As global central banks are struggling in an endless monetary printing race, François Asselineau, president of the UPR, proposes a radical shift: to incorporate 5 to 10% of bitcoin into the reserves of the Bank of France. An idea that shakes traditional economic certainties and questions our relationship with sovereignty. Behind this proposal is a relentless analysis: bitcoin is not a mere cryptocurrency, but a tool of resistance against the erosion of financial freedoms.

A strategic shield against the drift of traditional currencies

A store of value immune to the whims of central banks? Bitcoin, with its cap set at 21 million units, embodies this unprecedented digital rarity.

Unlike gold, whose actual reserves remain opaque (who knows what the Fort Knox vaults hide?), each bitcoin is traceable, verifiable, and impossible to duplicate. A revolutionary transparency.

Asselineau highlights a paradox: France holds 2,436 tons of gold but remains vulnerable to monetary confidence crises.

By allocating 5 to 10% of its reserves to bitcoin, it would diversify its financial arsenal.
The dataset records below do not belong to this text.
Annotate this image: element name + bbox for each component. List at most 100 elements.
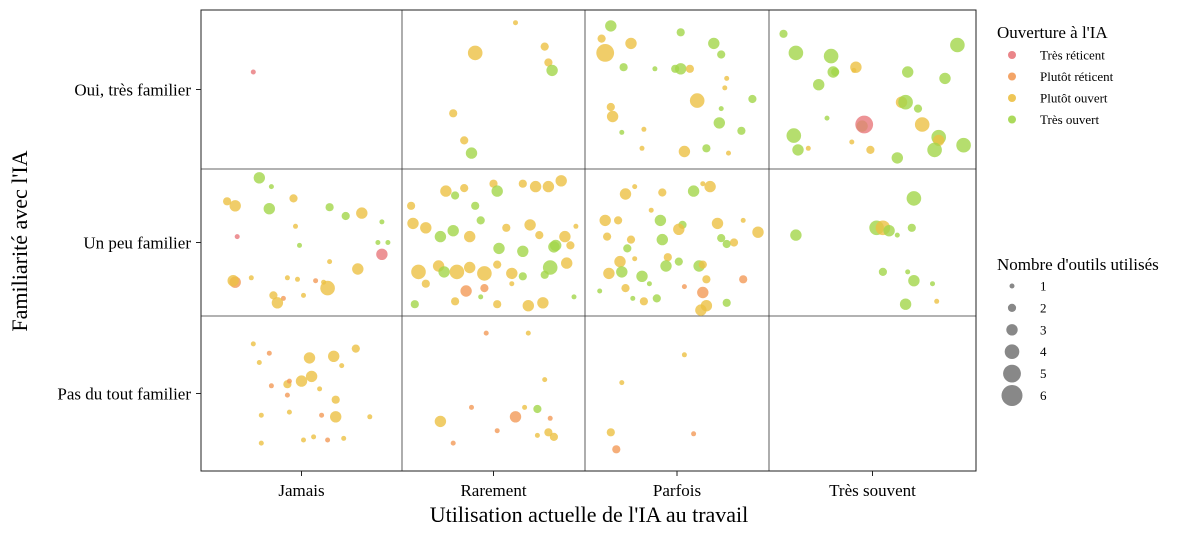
data-point: [451, 191, 460, 200]
x-tick-label: Parfois: [653, 481, 701, 500]
data-point: [256, 360, 262, 365]
data-point: [702, 144, 711, 153]
data-point: [411, 264, 426, 280]
data-point: [525, 330, 531, 336]
x-axis-title: Utilisation actuelle de l'IA au travail: [430, 502, 749, 527]
data-point: [469, 404, 474, 410]
data-point: [537, 297, 549, 309]
data-point: [534, 432, 540, 438]
data-point: [654, 214, 667, 227]
size-legend-label: 1: [1040, 279, 1047, 294]
data-point: [325, 203, 334, 212]
data-point: [434, 230, 447, 243]
data-point: [639, 297, 649, 306]
size-legend-marker: [1004, 344, 1020, 360]
data-point: [250, 69, 256, 75]
data-point: [597, 288, 603, 294]
data-point: [248, 275, 254, 281]
data-point: [297, 242, 302, 248]
data-point: [295, 276, 300, 282]
data-point: [555, 175, 567, 187]
color-legend-label: Très ouvert: [1040, 112, 1099, 127]
size-legend-marker: [1006, 324, 1018, 336]
size-legend: Nombre d'outils utilisés 1 2 3 4 5 6: [997, 255, 1159, 406]
data-point: [234, 234, 240, 240]
data-point: [341, 211, 350, 221]
data-point: [616, 266, 628, 278]
x-tick-label: Jamais: [278, 481, 324, 500]
data-point: [956, 137, 971, 153]
data-point: [546, 64, 558, 77]
data-point: [625, 37, 637, 50]
data-point: [223, 197, 232, 206]
data-point: [619, 188, 632, 200]
data-point: [317, 386, 323, 392]
data-point: [286, 378, 292, 384]
data-point: [702, 275, 711, 284]
data-point: [711, 217, 724, 230]
data-point: [325, 437, 331, 443]
data-point: [494, 428, 500, 434]
data-point: [478, 294, 484, 300]
y-axis-title: Familiarité avec l'IA: [7, 150, 32, 331]
data-point: [726, 150, 731, 156]
data-point: [420, 222, 432, 234]
data-point: [328, 350, 340, 362]
data-point: [813, 79, 825, 91]
data-point: [619, 380, 625, 386]
data-point: [934, 298, 940, 304]
data-point: [301, 437, 306, 443]
data-point: [518, 272, 527, 281]
data-point: [295, 375, 308, 387]
data-point: [752, 226, 764, 238]
data-point: [708, 37, 720, 50]
data-point: [648, 207, 654, 213]
color-legend-swatch: [1008, 94, 1016, 102]
data-point: [831, 67, 840, 77]
data-point: [268, 383, 274, 389]
data-point: [605, 20, 617, 32]
data-point: [652, 294, 661, 303]
data-point: [717, 234, 726, 243]
data-point: [641, 126, 647, 132]
data-point: [902, 66, 914, 78]
data-point: [258, 440, 264, 446]
data-point: [540, 270, 549, 279]
data-point: [286, 409, 292, 415]
data-point: [722, 85, 728, 91]
data-point: [480, 284, 489, 293]
data-point: [229, 200, 241, 212]
data-point: [476, 216, 485, 225]
data-point: [663, 253, 672, 262]
size-legend-label: 2: [1040, 300, 1047, 315]
data-point: [385, 240, 391, 245]
data-point: [547, 415, 553, 421]
data-point: [375, 240, 381, 245]
data-point: [632, 256, 638, 262]
data-point: [779, 29, 788, 38]
data-point: [652, 66, 658, 72]
data-point: [301, 292, 306, 298]
data-point: [271, 297, 284, 309]
data-point: [258, 412, 264, 418]
data-point: [303, 352, 316, 364]
data-point: [914, 117, 930, 132]
data-point: [639, 145, 645, 151]
data-point: [675, 63, 687, 75]
data-point: [509, 281, 515, 287]
data-point: [573, 223, 579, 229]
data-point: [566, 241, 575, 250]
data-point: [311, 434, 317, 440]
data-point: [906, 191, 922, 206]
data-point: [509, 411, 522, 423]
data-point: [542, 377, 548, 383]
data-point: [465, 147, 478, 159]
data-point: [907, 223, 916, 232]
size-legend-marker: [1007, 303, 1017, 312]
data-point: [718, 106, 724, 112]
data-point: [544, 428, 553, 437]
data-point: [440, 185, 452, 197]
data-point: [493, 242, 505, 255]
data-point: [673, 223, 685, 235]
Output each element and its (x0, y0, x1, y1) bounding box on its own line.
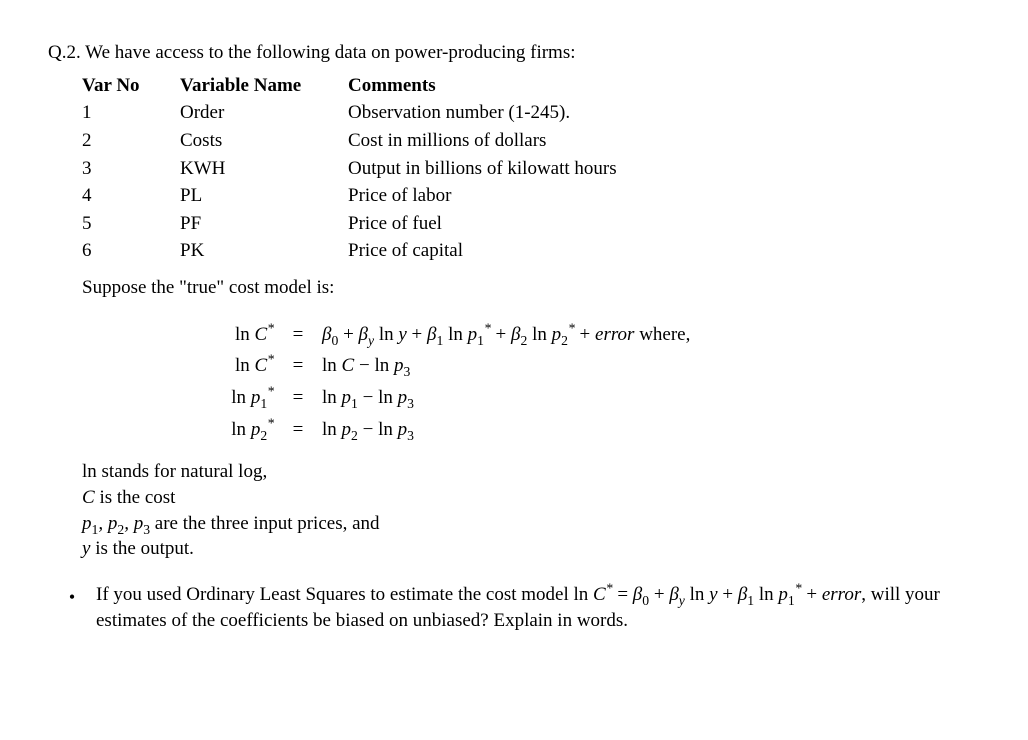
col-header-varno: Var No (82, 72, 180, 100)
eq-lhs: ln p1* (208, 382, 280, 414)
table-row: 4PLPrice of labor (82, 182, 617, 210)
cell-varno: 1 (82, 99, 180, 127)
eq-lhs: ln p2* (208, 414, 280, 446)
bullet-text: If you used Ordinary Least Squares to es… (96, 582, 980, 633)
cell-comment: Price of capital (348, 237, 617, 265)
cell-comment: Observation number (1-245). (348, 99, 617, 127)
def-symbol: ln (82, 461, 97, 482)
equals-sign: = (280, 382, 316, 414)
eq-lhs: ln C* (208, 319, 280, 351)
col-header-varname: Variable Name (180, 72, 348, 100)
def-text: is the cost (95, 487, 176, 508)
eq-lhs: ln C* (208, 350, 280, 382)
eq-rhs: ln p1 − ln p3 (316, 382, 696, 414)
equation-row: ln p2* = ln p2 − ln p3 (208, 414, 696, 446)
cell-comment: Price of fuel (348, 210, 617, 238)
question-number: Q.2. (48, 42, 81, 63)
cell-varno: 5 (82, 210, 180, 238)
equation-row: ln C* = ln C − ln p3 (208, 350, 696, 382)
bullet-pre: If you used Ordinary Least Squares to es… (96, 584, 574, 605)
cell-varname: KWH (180, 155, 348, 183)
def-text: are the three input prices, and (150, 513, 379, 534)
cell-varname: PF (180, 210, 348, 238)
cell-comment: Price of labor (348, 182, 617, 210)
equals-sign: = (280, 319, 316, 351)
col-header-comments: Comments (348, 72, 617, 100)
def-line: y is the output. (82, 536, 980, 562)
cell-comment: Output in billions of kilowatt hours (348, 155, 617, 183)
cell-varname: PL (180, 182, 348, 210)
table-row: 1OrderObservation number (1-245). (82, 99, 617, 127)
equals-sign: = (280, 350, 316, 382)
table-row: 3KWHOutput in billions of kilowatt hours (82, 155, 617, 183)
question-heading: Q.2. We have access to the following dat… (48, 40, 980, 66)
def-line: ln stands for natural log, (82, 459, 980, 485)
table-header-row: Var No Variable Name Comments (82, 72, 617, 100)
definitions-block: ln stands for natural log, C is the cost… (82, 459, 980, 562)
cell-comment: Cost in millions of dollars (348, 127, 617, 155)
cell-varno: 2 (82, 127, 180, 155)
cell-varno: 4 (82, 182, 180, 210)
question-prompt: We have access to the following data on … (85, 42, 575, 63)
def-symbol: C (82, 487, 95, 508)
eq-tail: where, (634, 324, 690, 345)
bullet-icon: • (48, 582, 96, 633)
cell-varno: 6 (82, 237, 180, 265)
equation-block: ln C* = β0 + βy ln y + β1 ln p1* + β2 ln… (208, 319, 980, 446)
variable-table: Var No Variable Name Comments 1OrderObse… (82, 72, 617, 265)
cell-varname: Order (180, 99, 348, 127)
cell-varname: Costs (180, 127, 348, 155)
table-row: 2CostsCost in millions of dollars (82, 127, 617, 155)
suppose-line: Suppose the "true" cost model is: (82, 275, 980, 301)
eq-rhs: ln C − ln p3 (316, 350, 696, 382)
bullet-model: ln C* = β0 + βy ln y + β1 ln p1* + error (574, 584, 862, 605)
equation-row: ln p1* = ln p1 − ln p3 (208, 382, 696, 414)
def-symbol: p1, p2, p3 (82, 513, 150, 534)
eq-rhs: β0 + βy ln y + β1 ln p1* + β2 ln p2* + e… (316, 319, 696, 351)
equals-sign: = (280, 414, 316, 446)
def-line: p1, p2, p3 are the three input prices, a… (82, 511, 980, 537)
bullet-item: • If you used Ordinary Least Squares to … (48, 582, 980, 633)
equation-row: ln C* = β0 + βy ln y + β1 ln p1* + β2 ln… (208, 319, 696, 351)
eq-rhs: ln p2 − ln p3 (316, 414, 696, 446)
def-text: is the output. (90, 538, 193, 559)
def-line: C is the cost (82, 485, 980, 511)
cell-varname: PK (180, 237, 348, 265)
cell-varno: 3 (82, 155, 180, 183)
table-row: 6PKPrice of capital (82, 237, 617, 265)
def-text: stands for natural log, (97, 461, 267, 482)
table-row: 5PFPrice of fuel (82, 210, 617, 238)
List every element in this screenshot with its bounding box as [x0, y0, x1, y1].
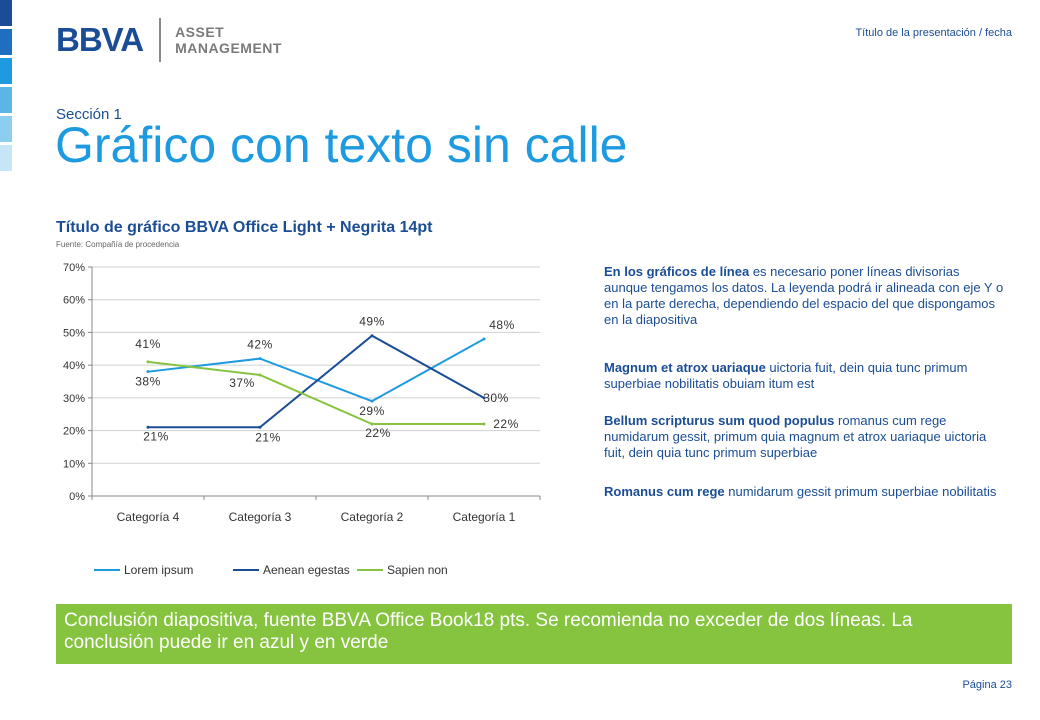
paragraph-body: numidarum gessit primum superbiae nobili…: [724, 484, 997, 499]
data-point: [370, 334, 374, 338]
data-label: 21%: [255, 430, 281, 444]
side-stripe: [0, 0, 12, 26]
data-label: 42%: [247, 338, 273, 352]
legend-swatch: [94, 569, 120, 571]
bbva-asset-management-logo: BBVA ASSET MANAGEMENT: [56, 18, 282, 62]
data-label: 22%: [493, 417, 519, 431]
data-label: 29%: [359, 404, 385, 418]
x-tick-label: Categoría 2: [341, 510, 404, 524]
y-tick-label: 70%: [63, 262, 85, 274]
x-tick-label: Categoría 1: [453, 510, 516, 524]
series-line: [148, 334, 485, 429]
data-label: 41%: [135, 337, 161, 351]
page-number: Página 23: [962, 679, 1012, 691]
y-tick-label: 30%: [63, 393, 85, 405]
data-point: [146, 425, 150, 429]
y-tick-label: 60%: [63, 295, 85, 307]
legend-item: Aenean egestas: [233, 563, 350, 577]
side-stripe: [0, 87, 12, 113]
data-point: [258, 373, 262, 377]
logo-divider: [159, 18, 162, 62]
side-color-stripes: [0, 0, 12, 174]
data-label: 21%: [143, 429, 169, 443]
slide-title: Gráfico con texto sin calle: [55, 117, 628, 173]
data-label: 22%: [365, 426, 391, 440]
data-label: 49%: [359, 315, 385, 329]
data-point: [146, 360, 150, 364]
data-point: [482, 337, 486, 341]
data-point: [370, 399, 374, 403]
conclusion-box: Conclusión diapositiva, fuente BBVA Offi…: [56, 604, 1012, 664]
paragraph-body: es necesario poner líneas divisorias aun…: [604, 264, 1004, 327]
legend-swatch: [233, 569, 259, 571]
logo-subtitle-line1: ASSET: [175, 24, 225, 40]
legend-label: Sapien non: [387, 563, 448, 577]
side-stripe: [0, 145, 12, 171]
logo-brand: BBVA: [56, 21, 144, 58]
data-point: [258, 357, 262, 361]
data-label: 37%: [229, 376, 255, 390]
series-line: [147, 338, 485, 403]
data-label: 48%: [489, 318, 515, 332]
data-label: 38%: [135, 375, 161, 389]
logo-subtitle: ASSET MANAGEMENT: [175, 24, 282, 56]
paragraph-lead: Romanus cum rege: [604, 484, 725, 499]
series-line: [147, 360, 484, 426]
data-label: 30%: [483, 391, 509, 405]
legend-item: Sapien non: [357, 563, 448, 577]
x-tick-label: Categoría 4: [117, 510, 180, 524]
logo-subtitle-line2: MANAGEMENT: [175, 40, 282, 56]
paragraph-lead: Bellum scripturus sum quod populus: [604, 413, 835, 428]
text-paragraph: Romanus cum rege numidarum gessit primum…: [604, 484, 1004, 500]
paragraph-body: romanus cum rege numidarum gessit, primu…: [604, 413, 987, 460]
paragraph-lead: En los gráficos de línea: [604, 264, 750, 279]
chart-heading: Título de gráfico BBVA Office Light + Ne…: [56, 219, 433, 236]
text-paragraph: En los gráficos de línea es necesario po…: [604, 264, 1004, 328]
chart-source: Fuente: Compañía de procedencia: [56, 240, 180, 249]
line-chart: 70% 60% 50% 40% 30% 20% 10% 0% Categoría 4 Catego…: [63, 262, 541, 524]
paragraph-lead: Magnum et atrox uariaque: [604, 360, 766, 375]
data-point: [146, 370, 150, 374]
data-point: [370, 422, 374, 426]
side-stripe: [0, 29, 12, 55]
legend-item: Lorem ipsum: [94, 563, 193, 577]
y-tick-label: 50%: [63, 327, 85, 339]
y-tick-label: 10%: [63, 458, 85, 470]
legend-label: Aenean egestas: [263, 563, 350, 577]
legend-label: Lorem ipsum: [124, 563, 194, 577]
x-tick-label: Categoría 3: [229, 510, 292, 524]
legend-swatch: [357, 569, 383, 571]
y-tick-label: 20%: [63, 426, 85, 438]
text-paragraph: Magnum et atrox uariaque uictoria fuit, …: [604, 360, 1004, 392]
data-point: [482, 422, 486, 426]
paragraph-body: uictoria fuit, dein quia tunc primum sup…: [604, 360, 968, 391]
side-stripe: [0, 116, 12, 142]
data-point: [258, 425, 262, 429]
data-point: [482, 396, 486, 400]
y-tick-label: 40%: [63, 360, 85, 372]
text-paragraph: Bellum scripturus sum quod populus roman…: [604, 413, 1004, 461]
presentation-title: Título de la presentación / fecha: [855, 27, 1012, 39]
y-tick-label: 0%: [69, 491, 85, 503]
section-label: Sección 1: [56, 106, 122, 123]
side-stripe: [0, 58, 12, 84]
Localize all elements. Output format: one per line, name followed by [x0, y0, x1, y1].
A bold but calculated bet.

Let’s remember that El Salvador, a pioneer in this area, has already converted part of its public treasury into bitcoin, defying the IMF. Result? An economy less dependent on the dollar and an influx of innovative capital.

Mining, often criticized for its energy impact, becomes a geopolitical asset here. By valuing energy surpluses (like in Finland, where data centers heat cities), France could transform an ecological constraint into an industrial lever. An idea that disrupts dogmas: what if bitcoin is not the problem, but part of the solution?